Ballot drop boxes were a pandemic-era innovation in Georgia. The law keeps them, while limiting their location to early voting sites.  

After getting blowback over proposed limits on weekend early voting when Black churches run their “Souls to the Polls” events, Georgia lawmakers expanded the potential for weekend voting.

The law gives the State Election Board more authority to take over local election operations, but there’s no doubt that election officials in Fulton County, where metro Atlanta is located and long lines at the polls are common, have been incompetent. 

Perhaps most controversially, it bans people from distributing food or drink to voters standing in line, an effort to keep partisans from trying to sway voters near polling places. But poll workers can provide food and drink for general use. 

The deeper point is that in the contemporary United States, with such wide and ready access to the ballot, changes around the edges don’t disenfranchise people. 

Georgia considered limiting no-excuse absentee voting to voters 65 and over. Even this wouldn’t have dissuaded anyone from voting. A study published by the Stanford Institute for Economic Policy Research found that turnout increased in 2020 just as much in states without no-excuse absentee voting as in states with it. 

Strict voter ID laws have long been denounced as voter suppression. It’s not true. According to a 2019 working paper for the National Bureau of Economic Research, “strict ID laws have no significant negative effect on registration or turnout, overall or for any subgroup.”

And Democrats issued dire warnings about the effects of the Supreme Court in 2013 ending so-called preclearance that required federal approval of changes in the rules in certain jurisdictions.

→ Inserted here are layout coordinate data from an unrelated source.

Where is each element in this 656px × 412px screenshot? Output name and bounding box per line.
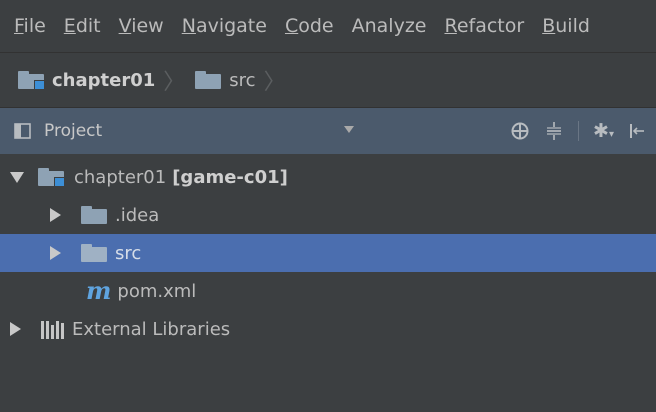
module-folder-icon [38, 168, 65, 187]
expand-arrow-icon[interactable] [10, 171, 24, 183]
project-tree: chapter01 [game-c01] .idea src m pom.xml… [0, 154, 656, 348]
menu-analyze[interactable]: Analyze [352, 15, 427, 37]
tool-window-title[interactable]: Project [44, 121, 102, 141]
folder-icon [195, 71, 222, 89]
folder-icon [81, 244, 107, 262]
tree-item-idea[interactable]: .idea [0, 196, 656, 234]
collapse-all-icon[interactable] [544, 121, 564, 141]
project-tool-window-header: Project ✱▾ [0, 108, 656, 154]
collapse-arrow-icon[interactable] [50, 246, 61, 260]
libraries-icon [41, 319, 64, 339]
module-name-tag: [game-c01] [172, 166, 288, 188]
view-dropdown-icon[interactable] [344, 126, 354, 133]
module-folder-icon [18, 71, 45, 90]
toolbar-separator [578, 121, 580, 141]
breadcrumb-label: src [229, 69, 256, 91]
menu-navigate[interactable]: Navigate [182, 15, 267, 37]
menu-build[interactable]: Build [542, 15, 590, 37]
chevron-right-icon: 〉 [163, 70, 186, 95]
tree-item-label: src [115, 242, 142, 264]
tree-item-label: .idea [115, 204, 160, 226]
collapse-arrow-icon[interactable] [50, 208, 61, 222]
menu-edit[interactable]: Edit [64, 15, 101, 37]
chevron-right-icon: 〉 [263, 70, 286, 95]
breadcrumb-item-project[interactable]: chapter01 [18, 70, 155, 91]
tree-item-external-libraries[interactable]: External Libraries [0, 310, 656, 348]
project-view-icon [14, 123, 31, 139]
breadcrumb-label: chapter01 [52, 69, 156, 91]
gear-icon[interactable]: ✱▾ [593, 120, 614, 142]
tree-item-label: pom.xml [117, 280, 197, 302]
tree-item-label: External Libraries [72, 318, 231, 340]
collapse-arrow-icon[interactable] [10, 322, 21, 336]
maven-icon: m [86, 276, 112, 305]
menu-file[interactable]: File [14, 15, 46, 37]
tree-item-label: chapter01 [74, 166, 167, 188]
hide-icon[interactable] [628, 121, 646, 141]
tree-item-src[interactable]: src [0, 234, 656, 272]
tool-window-actions: ✱▾ [510, 108, 646, 154]
tree-item-pom[interactable]: m pom.xml [0, 272, 656, 310]
tree-item-chapter01[interactable]: chapter01 [game-c01] [0, 158, 656, 196]
breadcrumb-item-src[interactable]: src [195, 69, 256, 91]
locate-icon[interactable] [510, 121, 530, 141]
breadcrumb: chapter01 〉 src 〉 [0, 53, 656, 108]
folder-icon [81, 206, 107, 224]
menu-view[interactable]: View [119, 15, 164, 37]
menu-bar: File Edit View Navigate Code Analyze Ref… [0, 0, 656, 53]
menu-code[interactable]: Code [285, 15, 334, 37]
menu-refactor[interactable]: Refactor [444, 15, 524, 37]
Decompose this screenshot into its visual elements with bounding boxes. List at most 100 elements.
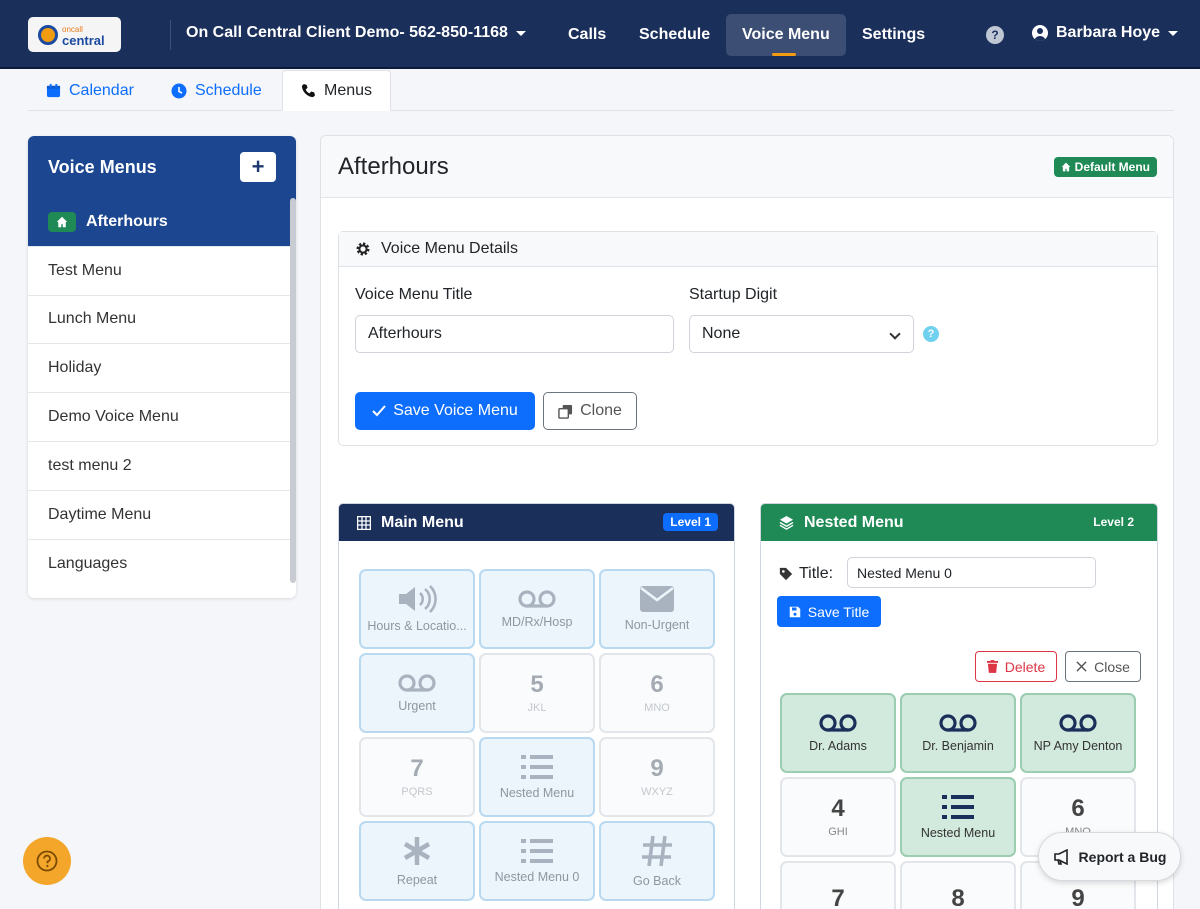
keypad-key-repeat[interactable]: Repeat: [359, 821, 475, 901]
nav-calls[interactable]: Calls: [552, 14, 622, 56]
key-caption: Hours & Locatio...: [367, 619, 467, 633]
delete-button[interactable]: Delete: [975, 651, 1057, 682]
keypad-key-nested-menu-0[interactable]: Nested Menu 0: [479, 821, 595, 901]
clock-icon: [171, 83, 187, 99]
envelope-icon: [640, 586, 674, 612]
phone-icon: [301, 83, 316, 98]
layers-icon: [779, 515, 794, 530]
sub-tabs: Calendar Schedule Menus: [28, 70, 1174, 111]
sidebar-item-test-menu-2[interactable]: test menu 2: [28, 442, 296, 491]
keypad-key-7[interactable]: 7 PQRS: [359, 737, 475, 817]
keypad-key-8[interactable]: 8: [900, 861, 1016, 909]
voicemail-icon: [517, 589, 557, 609]
close-button[interactable]: Close: [1065, 651, 1141, 682]
active-indicator: [772, 53, 796, 56]
nav-schedule[interactable]: Schedule: [623, 14, 726, 56]
sidebar-scrollbar[interactable]: [290, 198, 296, 583]
save-title-button[interactable]: Save Title: [777, 596, 881, 627]
sidebar-item-test-menu[interactable]: Test Menu: [28, 247, 296, 296]
top-navbar: oncall central On Call Central Client Dem…: [0, 0, 1200, 69]
close-icon: [1076, 661, 1087, 672]
key-caption: Dr. Benjamin: [922, 739, 994, 753]
keypad-key-non-urgent[interactable]: Non-Urgent: [599, 569, 715, 649]
client-selector[interactable]: On Call Central Client Demo- 562-850-116…: [186, 24, 526, 42]
user-menu[interactable]: Barbara Hoye: [1032, 24, 1179, 42]
key-digit: 4: [831, 795, 845, 822]
keypad-key-dr-adams[interactable]: Dr. Adams: [780, 693, 896, 773]
sidebar-item-lunch-menu[interactable]: Lunch Menu: [28, 296, 296, 345]
sidebar-title: Voice Menus: [48, 156, 157, 177]
key-caption: Nested Menu: [499, 786, 575, 800]
add-voice-menu-button[interactable]: +: [240, 152, 276, 182]
chevron-down-icon: [515, 30, 526, 36]
keypad-key-md-rx-hosp[interactable]: MD/Rx/Hosp: [479, 569, 595, 649]
startup-digit-select[interactable]: None: [689, 315, 914, 353]
keypad-key-6[interactable]: 6 MNO: [599, 653, 715, 733]
key-digit: 9: [650, 755, 664, 782]
keypad-key-go-back[interactable]: Go Back: [599, 821, 715, 901]
startup-digit-label: Startup Digit: [689, 286, 778, 303]
keypad-key-hours-locatio[interactable]: Hours & Locatio...: [359, 569, 475, 649]
report-bug-button[interactable]: Report a Bug: [1038, 832, 1181, 881]
tab-schedule[interactable]: Schedule: [153, 70, 280, 111]
key-caption: Repeat: [396, 873, 438, 887]
list-icon: [521, 838, 553, 864]
nav-settings[interactable]: Settings: [846, 14, 941, 56]
help-fab-button[interactable]: [23, 837, 71, 885]
nested-title-input[interactable]: Nested Menu 0: [847, 557, 1096, 588]
clone-icon: [558, 404, 573, 419]
keypad-key-5[interactable]: 5 JKL: [479, 653, 595, 733]
user-icon: [1032, 25, 1048, 41]
brand-logo[interactable]: oncall central: [28, 17, 121, 52]
help-icon[interactable]: ?: [986, 26, 1004, 44]
nested-menu-header: Nested Menu: [804, 513, 904, 531]
key-digit: 6: [650, 671, 664, 698]
logo-text-bottom: central: [62, 32, 105, 48]
keypad-key-nested-menu[interactable]: Nested Menu: [900, 777, 1016, 857]
keypad-key-7[interactable]: 7: [780, 861, 896, 909]
level-badge: Level 2: [1093, 515, 1134, 529]
tab-menus[interactable]: Menus: [282, 70, 392, 111]
tab-calendar[interactable]: Calendar: [28, 70, 152, 111]
sidebar-item-holiday[interactable]: Holiday: [28, 344, 296, 394]
sidebar-item-afterhours[interactable]: Afterhours: [28, 198, 296, 247]
title-label: Voice Menu Title: [355, 286, 473, 303]
key-caption: Non-Urgent: [624, 618, 690, 632]
hash-icon: [641, 834, 673, 868]
keypad-key-4[interactable]: 4 GHI: [780, 777, 896, 857]
save-voice-menu-button[interactable]: Save Voice Menu: [355, 392, 535, 430]
voicemail-icon: [1058, 713, 1098, 733]
sidebar-item-languages[interactable]: Languages: [28, 540, 296, 589]
nav-voice-menu[interactable]: Voice Menu: [726, 14, 846, 56]
key-letters: MNO: [644, 702, 670, 714]
level-badge: Level 1: [663, 513, 718, 531]
megaphone-icon: [1053, 848, 1068, 865]
chevron-down-icon: [889, 328, 901, 340]
key-letters: WXYZ: [641, 786, 673, 798]
keypad-key-np-amy-denton[interactable]: NP Amy Denton: [1020, 693, 1136, 773]
keypad-key-urgent[interactable]: Urgent: [359, 653, 475, 733]
sidebar-item-daytime-menu[interactable]: Daytime Menu: [28, 491, 296, 540]
startup-digit-help-icon[interactable]: ?: [923, 326, 939, 342]
key-caption: Nested Menu 0: [494, 870, 580, 884]
main-menu-header: Main Menu: [381, 513, 464, 531]
clone-button[interactable]: Clone: [543, 392, 637, 430]
voice-menu-title-input[interactable]: Afterhours: [355, 315, 674, 353]
asterisk-icon: [401, 835, 433, 867]
key-letters: GHI: [828, 826, 848, 838]
sidebar-item-demo-voice-menu[interactable]: Demo Voice Menu: [28, 393, 296, 442]
list-icon: [521, 754, 553, 780]
tag-icon: [779, 567, 793, 581]
calendar-icon: [46, 83, 61, 98]
voice-menu-details: Voice Menu Details Voice Menu Title Afte…: [338, 231, 1158, 446]
key-caption: Urgent: [398, 699, 436, 713]
key-letters: JKL: [527, 702, 547, 714]
keypad-key-nested-menu[interactable]: Nested Menu: [479, 737, 595, 817]
nested-title-label: Title:: [799, 565, 834, 582]
keypad-key-9[interactable]: 9 WXYZ: [599, 737, 715, 817]
keypad-key-dr-benjamin[interactable]: Dr. Benjamin: [900, 693, 1016, 773]
key-digit: 8: [951, 885, 965, 909]
gear-icon: [355, 241, 371, 257]
voice-menu-card: Afterhours Default Menu Voice Menu Detai…: [320, 135, 1174, 909]
check-icon: [372, 405, 386, 417]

This, too, was wrong. A paper by a Ph.D. candidate at the University of Oregon concludes, “The removal of preclearance requirements did not significantly reduce the relative turnout of eligible Black voters.”

None of the facts, though, can possibly overcome the attachment that Biden and other Democrats have to their emotionally resonant and politically powerful Jim Crow smear.


Rich Lowry is editor of the National Review.